The second rule being withdrawn is an October proposal that may have allowed the Education Department to cancel loans for people facing various hardships, including those scuffling with high medical bills or child care costs have.

Although Biden never achieved the sweeping loan cancellations he initially promised, his administration has forgiven an unprecedented $180 billion in federal student loans under existing programs.

“Thanks to our actions, millions of people across the country now have the opportunity to start businesses, save for retirement and pursue life plans that they had to put on hold because of student loan debt burdens,” Biden said in an announcement.

On Friday, officials announced they’d wipe out the debts of one other 55,000 employees — including teachers, nurses and law enforcement officers — through public service loan forgiveness. The program guarantees to cancel loans for borrowers who’ve worked in government or a nonprofit organization for 10 years.

The $4.28 billion in relief is anticipated to be the ultimate round of public service loan forgiveness before Biden leaves office in January.

Biden's transgender sports rule was proposed in 2023 but was delayed several times. It was intended to be a follow-up to his broader rule that prolonged civil rights protections under Title IX to LGBTQ+ students.

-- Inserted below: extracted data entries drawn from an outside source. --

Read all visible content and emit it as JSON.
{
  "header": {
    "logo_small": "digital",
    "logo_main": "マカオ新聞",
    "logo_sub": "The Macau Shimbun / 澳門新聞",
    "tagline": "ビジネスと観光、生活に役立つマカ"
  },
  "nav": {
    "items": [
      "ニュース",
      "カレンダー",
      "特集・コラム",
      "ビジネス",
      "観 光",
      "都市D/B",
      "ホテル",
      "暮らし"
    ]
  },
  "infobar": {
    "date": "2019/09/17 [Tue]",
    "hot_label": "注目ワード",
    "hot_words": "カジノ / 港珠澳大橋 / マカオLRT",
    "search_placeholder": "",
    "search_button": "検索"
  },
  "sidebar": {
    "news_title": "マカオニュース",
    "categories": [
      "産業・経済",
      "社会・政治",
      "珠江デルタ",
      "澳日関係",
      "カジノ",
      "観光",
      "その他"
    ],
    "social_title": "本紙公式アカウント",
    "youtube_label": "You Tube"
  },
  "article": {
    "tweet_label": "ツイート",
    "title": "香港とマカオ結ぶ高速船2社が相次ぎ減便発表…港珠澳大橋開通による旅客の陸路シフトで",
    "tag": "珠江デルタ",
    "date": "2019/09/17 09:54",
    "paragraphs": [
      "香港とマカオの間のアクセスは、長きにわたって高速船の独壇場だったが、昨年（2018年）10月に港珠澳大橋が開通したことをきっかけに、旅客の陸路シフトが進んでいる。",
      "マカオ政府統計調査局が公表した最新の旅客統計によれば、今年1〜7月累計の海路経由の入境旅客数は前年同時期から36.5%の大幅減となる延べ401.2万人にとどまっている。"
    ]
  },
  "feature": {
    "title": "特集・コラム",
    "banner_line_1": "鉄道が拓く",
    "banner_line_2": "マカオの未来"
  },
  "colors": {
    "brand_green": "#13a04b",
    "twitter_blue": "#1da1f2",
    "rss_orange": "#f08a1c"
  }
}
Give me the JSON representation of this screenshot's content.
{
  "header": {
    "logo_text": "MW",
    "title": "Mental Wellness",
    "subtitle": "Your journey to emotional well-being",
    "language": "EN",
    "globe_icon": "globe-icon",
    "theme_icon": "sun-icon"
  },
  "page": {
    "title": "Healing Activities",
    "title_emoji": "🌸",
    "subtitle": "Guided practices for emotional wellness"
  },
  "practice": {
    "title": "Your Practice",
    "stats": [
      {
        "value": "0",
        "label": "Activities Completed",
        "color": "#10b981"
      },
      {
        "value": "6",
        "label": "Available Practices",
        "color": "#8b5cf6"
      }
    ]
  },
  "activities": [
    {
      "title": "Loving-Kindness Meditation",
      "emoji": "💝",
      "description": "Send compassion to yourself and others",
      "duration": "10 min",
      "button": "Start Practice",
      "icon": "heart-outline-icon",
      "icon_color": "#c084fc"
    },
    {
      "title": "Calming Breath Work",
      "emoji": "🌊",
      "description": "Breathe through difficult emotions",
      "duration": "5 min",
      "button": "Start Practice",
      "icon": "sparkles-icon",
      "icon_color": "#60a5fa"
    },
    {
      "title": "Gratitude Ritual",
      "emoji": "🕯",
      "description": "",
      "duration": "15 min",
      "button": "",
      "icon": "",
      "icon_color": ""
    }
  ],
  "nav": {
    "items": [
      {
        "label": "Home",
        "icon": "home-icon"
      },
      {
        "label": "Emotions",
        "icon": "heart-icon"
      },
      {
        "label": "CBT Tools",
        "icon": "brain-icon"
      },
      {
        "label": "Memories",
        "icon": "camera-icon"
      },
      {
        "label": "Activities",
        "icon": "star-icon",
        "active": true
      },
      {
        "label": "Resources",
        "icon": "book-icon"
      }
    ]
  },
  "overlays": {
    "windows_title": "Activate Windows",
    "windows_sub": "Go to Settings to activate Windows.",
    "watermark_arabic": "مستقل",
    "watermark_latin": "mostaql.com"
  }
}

The sports rule would have prevented schools from banning transgender athletes outright, while allowing restrictions for specific reasons — for instance, when it got here to “fairness” in competition or reducing the chance of injury.

It faded into the background through the presidential campaign as the difficulty became the topic of Republican outrage. Trump promised through the campaign to ban transgender athletes and promised to “keep men out of women's sports.”